After successfully purchasing a subscription and registering an account, users are prompted to choose a handful of topics that they are interested in. Trend and Insight articles around these topics are recommended to the user on the main page. (Note: Trends are curated articles from other websites, and Insight articles are written by Quantumrun Foresight’s in-house team and contain additional analysis.)
The recommendations are extremely useful because of the sheer number of Trends and Insight articles available on the platform—you can find materials on everything from the hospitality industry to climate mitigation technology to projections on the global population.
The large number of Trends and Insights makes the Platform an ideal tool to help organizations and foresight professionals expand their horizon scanning and trend research capabilities.
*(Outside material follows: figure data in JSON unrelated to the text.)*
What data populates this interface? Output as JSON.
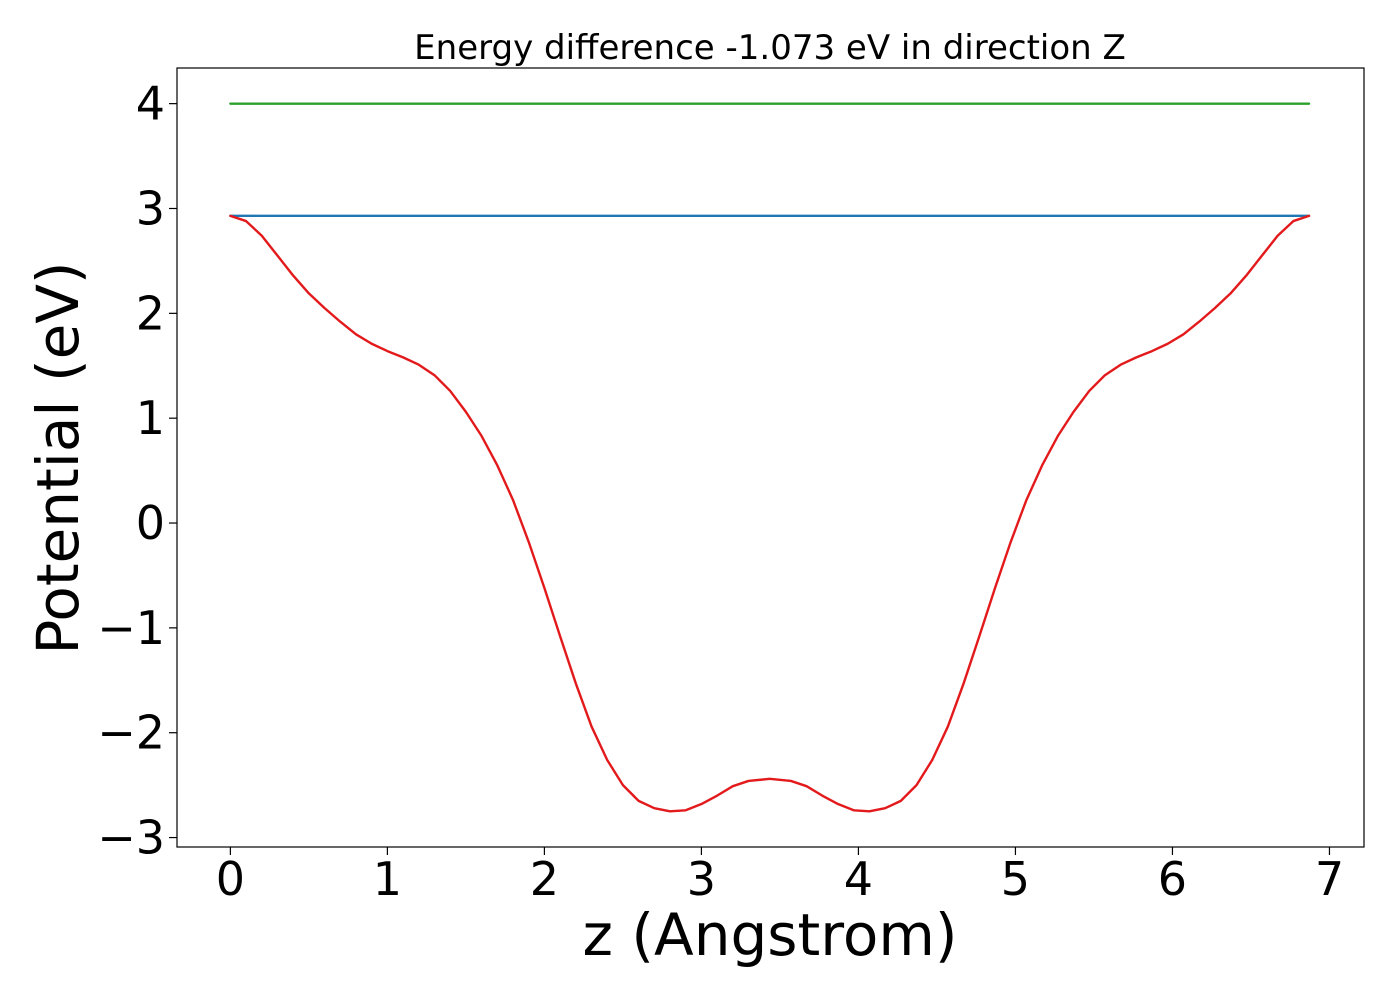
{
  "chart_data": {
    "type": "line",
    "title": "Energy difference -1.073 eV in direction Z",
    "xlabel": "z (Angstrom)",
    "ylabel": "Potential (eV)",
    "xlim": [
      -0.34,
      7.22
    ],
    "ylim": [
      -3.09,
      4.34
    ],
    "x_ticks": [
      0,
      1,
      2,
      3,
      4,
      5,
      6,
      7
    ],
    "x_tick_labels": [
      "0",
      "1",
      "2",
      "3",
      "4",
      "5",
      "6",
      "7"
    ],
    "y_ticks": [
      -3,
      -2,
      -1,
      0,
      1,
      2,
      3,
      4
    ],
    "y_tick_labels": [
      "−3",
      "−2",
      "−1",
      "0",
      "1",
      "2",
      "3",
      "4"
    ],
    "grid": false,
    "series": [
      {
        "color": "#2ca02c",
        "x": [
          0,
          6.87
        ],
        "y": [
          4.0,
          4.0
        ]
      },
      {
        "color": "#1f77b4",
        "x": [
          0,
          6.87
        ],
        "y": [
          2.93,
          2.93
        ]
      },
      {
        "color": "#e31a1c",
        "x": [
          0,
          0.1,
          0.2,
          0.3,
          0.4,
          0.5,
          0.6,
          0.7,
          0.8,
          0.9,
          1.0,
          1.1,
          1.2,
          1.3,
          1.4,
          1.5,
          1.6,
          1.7,
          1.8,
          1.9,
          2.0,
          2.1,
          2.2,
          2.3,
          2.4,
          2.5,
          2.6,
          2.7,
          2.8,
          2.9,
          3.0,
          3.1,
          3.2,
          3.3,
          3.435,
          3.57,
          3.67,
          3.77,
          3.87,
          3.97,
          4.07,
          4.17,
          4.27,
          4.37,
          4.47,
          4.57,
          4.67,
          4.77,
          4.87,
          4.97,
          5.07,
          5.17,
          5.27,
          5.37,
          5.47,
          5.57,
          5.67,
          5.77,
          5.87,
          5.97,
          6.07,
          6.17,
          6.27,
          6.37,
          6.47,
          6.57,
          6.67,
          6.77,
          6.87
        ],
        "y": [
          2.93,
          2.88,
          2.74,
          2.55,
          2.36,
          2.19,
          2.05,
          1.92,
          1.8,
          1.71,
          1.64,
          1.58,
          1.51,
          1.41,
          1.26,
          1.06,
          0.83,
          0.55,
          0.22,
          -0.18,
          -0.62,
          -1.08,
          -1.53,
          -1.94,
          -2.26,
          -2.5,
          -2.65,
          -2.72,
          -2.75,
          -2.74,
          -2.68,
          -2.6,
          -2.51,
          -2.46,
          -2.44,
          -2.46,
          -2.51,
          -2.6,
          -2.68,
          -2.74,
          -2.75,
          -2.72,
          -2.65,
          -2.5,
          -2.26,
          -1.94,
          -1.53,
          -1.08,
          -0.62,
          -0.18,
          0.22,
          0.55,
          0.83,
          1.06,
          1.26,
          1.41,
          1.51,
          1.58,
          1.64,
          1.71,
          1.8,
          1.92,
          2.05,
          2.19,
          2.36,
          2.55,
          2.74,
          2.88,
          2.93
        ]
      }
    ]
  }
}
However, the Quantumrun Foresight Platform is not just a horizon scanning tool; it comes with additional functionalities that could help with scenario planning, business strategy, and ideation. This is the “Projects” functionality.
Users are able to bookmark Insights and Trends into customized Lists, which can then be turned into Projects that visualize the trend articles. There is currently one visualization functionality available on the platform right now, although two additional visualizations will soon be available, according to Quantumrun Foresight. The currently available visualization is the Strategy Planner project interface, which plots trends onto the graph by year of release or public availability, likelihood to become a reality, and the impact on the industry. This allows users to identify the trends that matter to them.
Quantumrun Foresight takes an interesting approach to determine a given trend’s year of availability, likelihood, and industry impact—it is the users who rank these elements of the trend alongside Quantumrun employees. The platform relies on the “wisdom of the crowd” to great effect and to overcome individual biases.
Just to summarize and conclude, based on my impressions of the platform, I think that the platform offers three major value-adds for users: 1. The platform is user-friendly; and it handles trend research, trend curation, and trend analysis; which will make it useful for organizations that do not have too much foresight capacity 2. This also frees up foresight professionals to focus less on basic research and more on activities like scenario planning 3. The project visualizations help automate and accelerate insight analysis, and I can see it being useful for spurring conversations during meetings and workshops.
MY GENERAL IMPRESSION:
The Quantumrun Foresight Platform offers a huge number of future trends and allows users to organize and visualize trend insights, all of which is useful for strategy development, scenario planning, and product ideation. I could definitely see it adding value and capacity for foresight professionals and organizations by automating away some of the more time-consuming aspects of foresight.